A proposed new interlocal agreement calls for exactly what School Board member Brown noted in her March 22 motion: the closure of School Avenue from Hatton Street to Tami Sola Street “to all transportation modes and users — motorists, pedestrians, and bicyclists,” as noted in an April 26 memo from school district Planning Director Kathie Ebaugh and Ryan Chapdelain, general manager of the city’s Planning Department.

Additionally, the new interlocal seeks to extend the hours of closure — 6:30 a.m. to 2:30 p.m. The request calls for the new hours to be 6:30 a.m. to 4:30 p.m. The school district would be responsible for installing the necessary new signage.

Finally, the proposed interlocal agreement “acknowledges that, as a second phase, the District will apply for the permanent vacation of School Avenue through the City’s development review process.”

As a result of the May 8 discussions, backup agenda material says, both the School Board and the City Commission will be asked to commit to public hearings on the proposed new agreement at each of their next regularly scheduled meetings.

The traffic analysis

A graphic in the Kimley-Horn report shows the segment of School Avenue proposed for the vacation. Image courtesy Sarasota County School Board

As city staff had requested, the district already has completed a roadway vacation analysis of School Avenue. The district hired the Sarasota consulting firm Kimley-Horn and Associates to undertake the work.

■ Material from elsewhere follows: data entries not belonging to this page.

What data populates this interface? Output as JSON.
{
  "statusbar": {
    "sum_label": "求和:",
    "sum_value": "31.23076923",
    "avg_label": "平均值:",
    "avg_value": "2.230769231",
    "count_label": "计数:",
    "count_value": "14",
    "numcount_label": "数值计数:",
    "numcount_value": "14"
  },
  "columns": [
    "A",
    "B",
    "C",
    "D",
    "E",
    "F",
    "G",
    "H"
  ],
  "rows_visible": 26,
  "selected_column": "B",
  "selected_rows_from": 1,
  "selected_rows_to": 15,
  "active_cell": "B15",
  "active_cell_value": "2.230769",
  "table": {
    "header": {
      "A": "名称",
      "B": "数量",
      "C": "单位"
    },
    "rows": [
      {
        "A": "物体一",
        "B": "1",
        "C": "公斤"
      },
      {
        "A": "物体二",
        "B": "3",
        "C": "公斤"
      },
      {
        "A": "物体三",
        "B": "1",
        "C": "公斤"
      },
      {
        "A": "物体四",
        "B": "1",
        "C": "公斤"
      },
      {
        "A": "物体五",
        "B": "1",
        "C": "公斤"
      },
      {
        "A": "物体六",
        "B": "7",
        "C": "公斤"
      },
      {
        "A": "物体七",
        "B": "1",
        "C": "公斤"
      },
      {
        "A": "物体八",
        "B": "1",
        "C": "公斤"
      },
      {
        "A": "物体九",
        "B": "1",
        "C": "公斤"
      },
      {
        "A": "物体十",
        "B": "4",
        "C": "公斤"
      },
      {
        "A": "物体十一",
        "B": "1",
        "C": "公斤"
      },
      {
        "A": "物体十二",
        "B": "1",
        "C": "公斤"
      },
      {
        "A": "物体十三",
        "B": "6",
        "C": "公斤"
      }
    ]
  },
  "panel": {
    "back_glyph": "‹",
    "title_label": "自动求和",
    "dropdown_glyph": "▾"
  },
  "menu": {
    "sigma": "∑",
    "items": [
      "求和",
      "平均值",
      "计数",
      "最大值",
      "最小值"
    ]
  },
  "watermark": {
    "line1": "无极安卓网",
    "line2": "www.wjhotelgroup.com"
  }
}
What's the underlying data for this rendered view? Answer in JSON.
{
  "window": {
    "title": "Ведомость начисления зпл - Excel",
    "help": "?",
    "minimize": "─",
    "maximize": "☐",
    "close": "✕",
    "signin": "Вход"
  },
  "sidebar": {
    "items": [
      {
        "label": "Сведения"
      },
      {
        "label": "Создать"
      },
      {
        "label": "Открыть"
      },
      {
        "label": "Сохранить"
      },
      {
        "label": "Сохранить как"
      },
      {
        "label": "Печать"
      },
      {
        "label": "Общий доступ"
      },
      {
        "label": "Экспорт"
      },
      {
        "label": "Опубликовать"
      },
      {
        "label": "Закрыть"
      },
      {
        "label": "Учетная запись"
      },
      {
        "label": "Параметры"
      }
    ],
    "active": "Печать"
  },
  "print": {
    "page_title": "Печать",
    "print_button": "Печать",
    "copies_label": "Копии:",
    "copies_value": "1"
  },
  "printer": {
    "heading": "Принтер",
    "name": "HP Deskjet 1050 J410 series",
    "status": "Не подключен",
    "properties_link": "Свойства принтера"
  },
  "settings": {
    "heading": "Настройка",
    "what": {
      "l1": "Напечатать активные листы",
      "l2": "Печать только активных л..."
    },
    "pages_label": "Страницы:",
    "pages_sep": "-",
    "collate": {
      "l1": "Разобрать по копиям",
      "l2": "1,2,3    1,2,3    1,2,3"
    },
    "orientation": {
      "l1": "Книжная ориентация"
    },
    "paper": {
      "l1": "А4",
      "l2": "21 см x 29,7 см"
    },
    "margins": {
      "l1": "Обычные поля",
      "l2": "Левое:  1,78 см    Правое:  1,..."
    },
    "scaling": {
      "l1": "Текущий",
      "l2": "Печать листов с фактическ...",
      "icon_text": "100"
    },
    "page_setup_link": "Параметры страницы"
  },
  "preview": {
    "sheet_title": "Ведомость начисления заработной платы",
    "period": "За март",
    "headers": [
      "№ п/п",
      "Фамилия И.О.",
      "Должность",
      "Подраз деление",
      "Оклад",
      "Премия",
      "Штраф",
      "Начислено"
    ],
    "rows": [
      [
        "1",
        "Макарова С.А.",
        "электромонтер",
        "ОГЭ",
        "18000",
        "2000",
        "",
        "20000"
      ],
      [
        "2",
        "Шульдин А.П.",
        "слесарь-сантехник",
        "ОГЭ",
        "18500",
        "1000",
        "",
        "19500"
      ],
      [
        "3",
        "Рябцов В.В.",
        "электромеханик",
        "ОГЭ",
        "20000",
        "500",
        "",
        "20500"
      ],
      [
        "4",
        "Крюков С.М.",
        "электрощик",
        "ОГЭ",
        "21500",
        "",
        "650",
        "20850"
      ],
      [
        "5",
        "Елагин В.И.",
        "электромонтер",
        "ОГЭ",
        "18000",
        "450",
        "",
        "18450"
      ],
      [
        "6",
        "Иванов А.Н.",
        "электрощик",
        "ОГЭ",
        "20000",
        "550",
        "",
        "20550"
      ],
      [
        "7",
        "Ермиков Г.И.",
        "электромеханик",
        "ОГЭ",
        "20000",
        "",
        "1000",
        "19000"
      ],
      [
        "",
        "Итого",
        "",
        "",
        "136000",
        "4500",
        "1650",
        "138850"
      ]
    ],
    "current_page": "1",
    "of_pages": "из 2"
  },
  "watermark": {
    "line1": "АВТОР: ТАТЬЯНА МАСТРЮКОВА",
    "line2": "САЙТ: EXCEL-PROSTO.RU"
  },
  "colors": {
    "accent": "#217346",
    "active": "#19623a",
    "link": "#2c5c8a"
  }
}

After looking at the preliminary findings, Ebaugh — the district planning director — sent an email on Feb. 15 to Superintendent Todd Bowden and other district staff members. “The data shows pretty much [what] we expected it to show — there are not a lot of trips through [the campus] section [of School Avenue] and there are more pm than am trips,” she wrote.

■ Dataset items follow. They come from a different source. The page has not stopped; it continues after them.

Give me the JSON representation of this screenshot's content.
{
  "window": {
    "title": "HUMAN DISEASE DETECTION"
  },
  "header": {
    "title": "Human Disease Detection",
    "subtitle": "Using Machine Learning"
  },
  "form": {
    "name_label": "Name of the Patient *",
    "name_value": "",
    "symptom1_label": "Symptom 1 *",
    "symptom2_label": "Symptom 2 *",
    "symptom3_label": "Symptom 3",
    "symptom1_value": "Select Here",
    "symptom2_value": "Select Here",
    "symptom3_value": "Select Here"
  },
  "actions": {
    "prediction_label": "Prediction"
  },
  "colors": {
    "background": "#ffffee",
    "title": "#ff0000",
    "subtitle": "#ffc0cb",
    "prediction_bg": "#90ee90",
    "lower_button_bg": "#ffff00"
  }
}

Kimley-Horn staff members collected traffic data at several intersections and on specific road segments in the affected area during morning and afternoon peak travel hours and during Saturday peak travel times, the firm’s report says.

Kimley-Horn cites the results of its analysis as the basis for approval of the proposed School Avenue vacation. Among its findings are sufficient “roadway capacity” on Shade Avenue and existing bicycle lanes on Bahia Vista Street.

A graphic in the Kimley-Horn report shows anticipated increases in traffic on other streets if the segment of School Avenue is vacated. Image courtesy Sarasota County School Board

The report does recommend the following: that the traffic signal timing may need to be adjusted at the intersection of U.S. 41 and Bahia Vista Street; addition of sharrows along Shade Avenue “to promote the use as an alternative bicycle route”; and as needed, that the sidewalks along Hatton Street and Tami Sola Street be repaired or replaced between South School Avenue and Shade Avenue.

Sharrows are signs painted on the pavement that remind drivers they must share the road with bicyclists.

The report does note that the segments of Bahia Vista Street that the firm studied — between U.S. 41 and South School Avenue, and between South School Avenue and Shade Avenue — operate “over capacity during the p.m. peak hour.” However, the report adds that the “assumed re-distribution [of motor vehicles as a result of the street vacation] is not anticipated to add additional traffic along this roadway segment. This roadway segment is considered to be an existing deficiency in the roadway network.”